NOAA’s Climate Prediction Center (CPC)–a division of the National Weather Service–is now predicting:

  • 14-19 named storms (winds 39 mph or higher), of which
  • 7-10 could become hurricanes (winds 74 mgh or higher), including:
  • 3-5 major hurricanes (category 3, 4, or 5; winds 111 mph or higher).

These predictions are above the seasonal average of 11 named storms, six hurricanes, and two major hurricanes. There are several climate indicators that support this increased forecast; one of which is the possible redevelopment of La Niña (the girl)–an ocean-atmosphere phenomenon and the counterpart of El Niño (the boy). During periods of La Niña, the sea surface temperature across the equatorial Eastern Central Pacific Ocean is lower than normal which typically produce more Atlantic and Gulf hurricanes. During periods of El Niño, sea surface temperature is higher than normal and its effects are often the reverse of those of La Niña. From 2010 to 2011, the last El Niño was followed by the strongest La Niña in a decade. This was widely blamed for the worst drought in a century in Texas and across the Southwest. Reduced vertical wind shear and lower air pressure across the tropical Atlantic are also climate indicators.

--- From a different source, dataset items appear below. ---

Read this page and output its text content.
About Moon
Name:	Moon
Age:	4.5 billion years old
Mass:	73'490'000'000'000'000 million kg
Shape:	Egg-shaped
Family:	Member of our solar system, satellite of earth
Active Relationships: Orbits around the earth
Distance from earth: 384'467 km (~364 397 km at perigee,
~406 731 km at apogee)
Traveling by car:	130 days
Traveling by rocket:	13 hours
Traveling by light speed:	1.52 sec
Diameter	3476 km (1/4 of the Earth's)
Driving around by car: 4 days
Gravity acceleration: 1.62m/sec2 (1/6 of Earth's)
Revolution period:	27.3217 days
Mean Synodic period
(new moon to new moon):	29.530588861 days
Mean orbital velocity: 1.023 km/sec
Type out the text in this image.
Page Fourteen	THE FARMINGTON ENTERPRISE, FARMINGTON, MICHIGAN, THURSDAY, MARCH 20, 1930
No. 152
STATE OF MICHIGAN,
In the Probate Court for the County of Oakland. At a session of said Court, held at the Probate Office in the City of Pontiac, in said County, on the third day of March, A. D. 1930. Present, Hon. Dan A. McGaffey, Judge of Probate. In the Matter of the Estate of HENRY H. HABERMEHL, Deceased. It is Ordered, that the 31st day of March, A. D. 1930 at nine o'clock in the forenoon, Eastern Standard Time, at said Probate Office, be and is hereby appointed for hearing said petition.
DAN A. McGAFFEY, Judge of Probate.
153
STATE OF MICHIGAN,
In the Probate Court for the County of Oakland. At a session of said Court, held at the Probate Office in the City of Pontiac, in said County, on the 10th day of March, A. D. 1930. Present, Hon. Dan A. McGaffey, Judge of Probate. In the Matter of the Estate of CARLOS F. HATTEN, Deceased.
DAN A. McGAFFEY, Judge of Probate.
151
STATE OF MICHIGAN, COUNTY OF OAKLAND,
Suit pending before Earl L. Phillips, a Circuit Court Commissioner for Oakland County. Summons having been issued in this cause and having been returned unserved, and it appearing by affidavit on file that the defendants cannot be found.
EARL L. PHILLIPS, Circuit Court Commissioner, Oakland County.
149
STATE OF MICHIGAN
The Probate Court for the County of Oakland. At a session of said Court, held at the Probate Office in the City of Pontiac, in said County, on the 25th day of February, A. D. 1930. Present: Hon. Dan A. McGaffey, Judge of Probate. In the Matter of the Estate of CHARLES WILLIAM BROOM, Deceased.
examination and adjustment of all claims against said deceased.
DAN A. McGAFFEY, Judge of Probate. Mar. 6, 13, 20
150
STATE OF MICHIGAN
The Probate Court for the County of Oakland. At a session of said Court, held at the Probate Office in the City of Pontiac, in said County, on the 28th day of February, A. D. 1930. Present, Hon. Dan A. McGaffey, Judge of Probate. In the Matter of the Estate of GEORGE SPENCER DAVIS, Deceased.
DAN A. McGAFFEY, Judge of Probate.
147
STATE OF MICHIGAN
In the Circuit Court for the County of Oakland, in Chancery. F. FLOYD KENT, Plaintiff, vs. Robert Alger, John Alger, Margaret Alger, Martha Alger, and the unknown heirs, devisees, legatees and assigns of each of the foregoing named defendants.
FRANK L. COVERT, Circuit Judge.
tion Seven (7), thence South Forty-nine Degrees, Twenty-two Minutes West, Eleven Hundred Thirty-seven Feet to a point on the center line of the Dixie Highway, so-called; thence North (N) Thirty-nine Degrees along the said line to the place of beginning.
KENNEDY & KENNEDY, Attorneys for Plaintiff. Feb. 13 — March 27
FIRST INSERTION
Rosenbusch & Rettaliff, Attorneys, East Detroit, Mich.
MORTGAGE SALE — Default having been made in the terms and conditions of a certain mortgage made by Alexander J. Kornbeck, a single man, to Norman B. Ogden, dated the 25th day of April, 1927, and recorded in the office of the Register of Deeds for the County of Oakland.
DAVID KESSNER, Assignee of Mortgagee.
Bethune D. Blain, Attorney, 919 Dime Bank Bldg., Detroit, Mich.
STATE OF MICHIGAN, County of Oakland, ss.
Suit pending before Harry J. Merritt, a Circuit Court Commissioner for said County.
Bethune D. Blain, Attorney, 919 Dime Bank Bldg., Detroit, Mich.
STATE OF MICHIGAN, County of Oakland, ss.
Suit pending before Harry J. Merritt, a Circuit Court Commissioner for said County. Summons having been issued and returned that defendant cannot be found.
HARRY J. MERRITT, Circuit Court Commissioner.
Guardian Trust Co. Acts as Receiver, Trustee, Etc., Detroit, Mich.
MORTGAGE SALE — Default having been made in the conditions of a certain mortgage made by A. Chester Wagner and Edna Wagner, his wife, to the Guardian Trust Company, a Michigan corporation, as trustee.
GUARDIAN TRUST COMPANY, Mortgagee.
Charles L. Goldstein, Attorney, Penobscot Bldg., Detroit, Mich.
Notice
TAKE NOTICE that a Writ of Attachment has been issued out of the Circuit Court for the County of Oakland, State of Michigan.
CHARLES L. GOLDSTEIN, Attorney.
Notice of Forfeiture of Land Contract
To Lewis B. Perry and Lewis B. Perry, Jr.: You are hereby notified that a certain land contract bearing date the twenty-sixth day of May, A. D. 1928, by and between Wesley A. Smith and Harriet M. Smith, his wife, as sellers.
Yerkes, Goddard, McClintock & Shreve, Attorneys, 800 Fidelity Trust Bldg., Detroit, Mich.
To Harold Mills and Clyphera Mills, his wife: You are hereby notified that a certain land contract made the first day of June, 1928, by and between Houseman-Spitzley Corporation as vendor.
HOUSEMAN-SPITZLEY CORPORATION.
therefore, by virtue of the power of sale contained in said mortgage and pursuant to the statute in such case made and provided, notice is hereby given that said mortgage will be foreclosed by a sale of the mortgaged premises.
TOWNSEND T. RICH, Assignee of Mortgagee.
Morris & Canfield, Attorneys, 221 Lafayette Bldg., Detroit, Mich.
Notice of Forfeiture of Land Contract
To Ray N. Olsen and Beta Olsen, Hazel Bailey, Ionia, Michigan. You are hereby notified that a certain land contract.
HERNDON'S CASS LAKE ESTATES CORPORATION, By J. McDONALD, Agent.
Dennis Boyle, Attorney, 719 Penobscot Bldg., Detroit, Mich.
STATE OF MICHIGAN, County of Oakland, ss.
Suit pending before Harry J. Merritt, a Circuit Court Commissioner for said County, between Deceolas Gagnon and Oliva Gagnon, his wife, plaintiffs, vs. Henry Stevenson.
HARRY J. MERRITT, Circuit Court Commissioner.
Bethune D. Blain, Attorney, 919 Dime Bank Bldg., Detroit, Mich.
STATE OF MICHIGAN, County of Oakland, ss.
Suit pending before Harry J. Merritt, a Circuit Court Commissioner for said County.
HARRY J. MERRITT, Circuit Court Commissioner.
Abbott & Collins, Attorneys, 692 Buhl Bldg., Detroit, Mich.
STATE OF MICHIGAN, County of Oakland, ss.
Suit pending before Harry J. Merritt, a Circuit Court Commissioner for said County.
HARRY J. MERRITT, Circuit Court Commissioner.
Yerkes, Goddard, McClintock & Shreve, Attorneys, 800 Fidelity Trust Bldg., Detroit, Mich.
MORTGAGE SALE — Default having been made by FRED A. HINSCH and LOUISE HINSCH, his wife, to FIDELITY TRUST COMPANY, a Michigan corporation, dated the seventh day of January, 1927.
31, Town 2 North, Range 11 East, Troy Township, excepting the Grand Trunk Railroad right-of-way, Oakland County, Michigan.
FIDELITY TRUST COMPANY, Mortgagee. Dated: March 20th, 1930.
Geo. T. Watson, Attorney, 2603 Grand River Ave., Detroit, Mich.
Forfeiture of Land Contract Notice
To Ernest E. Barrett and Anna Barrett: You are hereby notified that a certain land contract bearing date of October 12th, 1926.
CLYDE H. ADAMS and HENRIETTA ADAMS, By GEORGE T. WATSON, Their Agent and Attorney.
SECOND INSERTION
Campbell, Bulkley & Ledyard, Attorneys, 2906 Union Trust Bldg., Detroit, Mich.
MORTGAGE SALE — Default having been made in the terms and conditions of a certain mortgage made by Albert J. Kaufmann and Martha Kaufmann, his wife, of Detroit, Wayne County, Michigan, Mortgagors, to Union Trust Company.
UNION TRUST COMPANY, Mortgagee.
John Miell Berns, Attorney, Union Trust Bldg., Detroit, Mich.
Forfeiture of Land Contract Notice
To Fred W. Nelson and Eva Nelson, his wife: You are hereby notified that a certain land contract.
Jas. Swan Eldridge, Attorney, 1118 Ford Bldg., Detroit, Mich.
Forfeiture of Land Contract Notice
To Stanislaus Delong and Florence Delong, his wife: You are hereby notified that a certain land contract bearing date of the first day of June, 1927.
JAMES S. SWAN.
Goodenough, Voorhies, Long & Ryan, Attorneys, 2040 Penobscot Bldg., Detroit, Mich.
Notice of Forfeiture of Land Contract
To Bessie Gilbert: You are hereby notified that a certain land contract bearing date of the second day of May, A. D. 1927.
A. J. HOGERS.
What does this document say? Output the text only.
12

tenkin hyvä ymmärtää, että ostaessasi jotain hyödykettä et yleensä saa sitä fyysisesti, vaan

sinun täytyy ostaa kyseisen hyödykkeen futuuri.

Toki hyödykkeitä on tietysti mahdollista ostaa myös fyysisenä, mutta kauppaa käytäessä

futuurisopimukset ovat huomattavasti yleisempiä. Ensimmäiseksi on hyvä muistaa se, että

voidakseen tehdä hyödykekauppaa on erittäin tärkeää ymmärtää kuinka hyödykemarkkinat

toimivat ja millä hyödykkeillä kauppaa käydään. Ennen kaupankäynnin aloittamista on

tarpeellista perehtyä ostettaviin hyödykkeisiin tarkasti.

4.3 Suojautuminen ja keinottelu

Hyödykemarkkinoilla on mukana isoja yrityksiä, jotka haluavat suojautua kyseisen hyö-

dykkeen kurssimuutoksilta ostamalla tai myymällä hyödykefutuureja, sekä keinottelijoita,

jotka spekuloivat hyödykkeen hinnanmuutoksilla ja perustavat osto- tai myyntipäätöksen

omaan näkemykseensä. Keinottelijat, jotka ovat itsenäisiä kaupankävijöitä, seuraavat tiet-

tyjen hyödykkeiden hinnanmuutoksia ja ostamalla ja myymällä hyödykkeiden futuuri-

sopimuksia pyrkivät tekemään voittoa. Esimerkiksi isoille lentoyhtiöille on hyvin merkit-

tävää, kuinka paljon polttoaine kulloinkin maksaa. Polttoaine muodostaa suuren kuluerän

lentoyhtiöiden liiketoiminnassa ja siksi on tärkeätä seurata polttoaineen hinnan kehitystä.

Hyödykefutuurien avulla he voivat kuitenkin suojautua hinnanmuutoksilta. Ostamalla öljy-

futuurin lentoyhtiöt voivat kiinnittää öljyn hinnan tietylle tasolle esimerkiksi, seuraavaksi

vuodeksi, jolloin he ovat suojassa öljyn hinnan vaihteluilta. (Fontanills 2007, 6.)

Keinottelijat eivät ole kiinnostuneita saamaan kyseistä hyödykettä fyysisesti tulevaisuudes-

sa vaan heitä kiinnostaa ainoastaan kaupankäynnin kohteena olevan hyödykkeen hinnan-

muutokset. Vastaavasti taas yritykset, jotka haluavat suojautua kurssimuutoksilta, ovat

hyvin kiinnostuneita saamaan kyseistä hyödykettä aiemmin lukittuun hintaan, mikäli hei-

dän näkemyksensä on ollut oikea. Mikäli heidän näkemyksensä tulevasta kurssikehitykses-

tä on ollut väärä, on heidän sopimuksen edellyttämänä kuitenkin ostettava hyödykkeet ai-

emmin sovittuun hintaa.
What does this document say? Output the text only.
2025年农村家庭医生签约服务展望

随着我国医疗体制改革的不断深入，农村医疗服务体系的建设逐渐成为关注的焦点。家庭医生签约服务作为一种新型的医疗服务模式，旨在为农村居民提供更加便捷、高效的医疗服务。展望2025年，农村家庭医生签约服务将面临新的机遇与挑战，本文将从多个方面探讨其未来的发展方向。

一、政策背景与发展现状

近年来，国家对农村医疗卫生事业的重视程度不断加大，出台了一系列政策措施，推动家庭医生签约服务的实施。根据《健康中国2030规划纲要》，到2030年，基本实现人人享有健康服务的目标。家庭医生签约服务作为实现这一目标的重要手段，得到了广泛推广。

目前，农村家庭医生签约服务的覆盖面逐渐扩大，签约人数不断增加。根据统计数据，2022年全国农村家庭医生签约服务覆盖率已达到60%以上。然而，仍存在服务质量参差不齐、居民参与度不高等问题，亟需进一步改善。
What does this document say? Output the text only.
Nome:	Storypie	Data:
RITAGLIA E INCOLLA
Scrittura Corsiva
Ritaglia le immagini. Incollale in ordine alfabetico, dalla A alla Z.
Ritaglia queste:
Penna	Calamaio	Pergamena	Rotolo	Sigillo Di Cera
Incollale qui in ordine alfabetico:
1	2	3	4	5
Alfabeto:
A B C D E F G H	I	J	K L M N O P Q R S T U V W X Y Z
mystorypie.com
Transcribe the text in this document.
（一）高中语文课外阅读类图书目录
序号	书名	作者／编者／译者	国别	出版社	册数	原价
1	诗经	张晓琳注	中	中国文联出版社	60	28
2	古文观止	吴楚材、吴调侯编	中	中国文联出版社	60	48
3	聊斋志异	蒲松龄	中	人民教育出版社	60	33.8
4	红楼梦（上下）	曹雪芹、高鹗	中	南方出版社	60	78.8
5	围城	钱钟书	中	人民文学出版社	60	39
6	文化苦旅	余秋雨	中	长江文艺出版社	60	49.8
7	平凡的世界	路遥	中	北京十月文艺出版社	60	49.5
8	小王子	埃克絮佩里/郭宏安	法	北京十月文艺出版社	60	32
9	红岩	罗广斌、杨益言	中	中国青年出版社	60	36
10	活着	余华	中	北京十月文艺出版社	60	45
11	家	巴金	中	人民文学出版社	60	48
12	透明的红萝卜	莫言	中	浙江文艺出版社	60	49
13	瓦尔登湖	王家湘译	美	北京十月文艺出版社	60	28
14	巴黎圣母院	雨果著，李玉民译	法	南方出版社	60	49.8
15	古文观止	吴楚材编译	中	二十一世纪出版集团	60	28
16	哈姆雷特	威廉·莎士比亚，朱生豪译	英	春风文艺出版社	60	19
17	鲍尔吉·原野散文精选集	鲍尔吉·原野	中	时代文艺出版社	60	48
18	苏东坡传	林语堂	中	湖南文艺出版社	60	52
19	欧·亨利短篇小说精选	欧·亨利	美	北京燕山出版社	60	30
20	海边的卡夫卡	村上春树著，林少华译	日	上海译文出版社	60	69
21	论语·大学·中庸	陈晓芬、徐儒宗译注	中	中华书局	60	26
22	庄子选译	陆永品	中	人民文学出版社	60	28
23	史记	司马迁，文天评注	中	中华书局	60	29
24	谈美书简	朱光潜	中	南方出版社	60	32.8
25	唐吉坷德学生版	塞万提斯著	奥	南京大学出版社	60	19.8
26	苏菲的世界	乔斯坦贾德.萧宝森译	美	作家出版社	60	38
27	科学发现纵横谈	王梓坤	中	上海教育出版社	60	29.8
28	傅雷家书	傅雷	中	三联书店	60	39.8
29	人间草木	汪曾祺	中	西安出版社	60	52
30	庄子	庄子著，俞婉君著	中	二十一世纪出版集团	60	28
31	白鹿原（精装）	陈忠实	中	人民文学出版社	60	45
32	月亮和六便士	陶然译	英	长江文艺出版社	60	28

As these predictions change, we must continue to be aware of hurricane threats and prepare to take preventative actions when a storm approaches. Most coastal communities have emergency management agencies that have hurricane preparedness and evacuation plans as well as maps showing areas that could be flooded by a land-falling storm and evacuation zones showing areas that will be evacuated when storms threaten. These plans are supported by scientific data developed and provided by the Federal Emergency Management Agency and U.S. Army Corps of Engineers. Dewberry supports this effort by developing technical data and decision assistance tools for FEMA and the Corps of Engineers to help emergency managers make better informed decisions during periods of hurricane activity.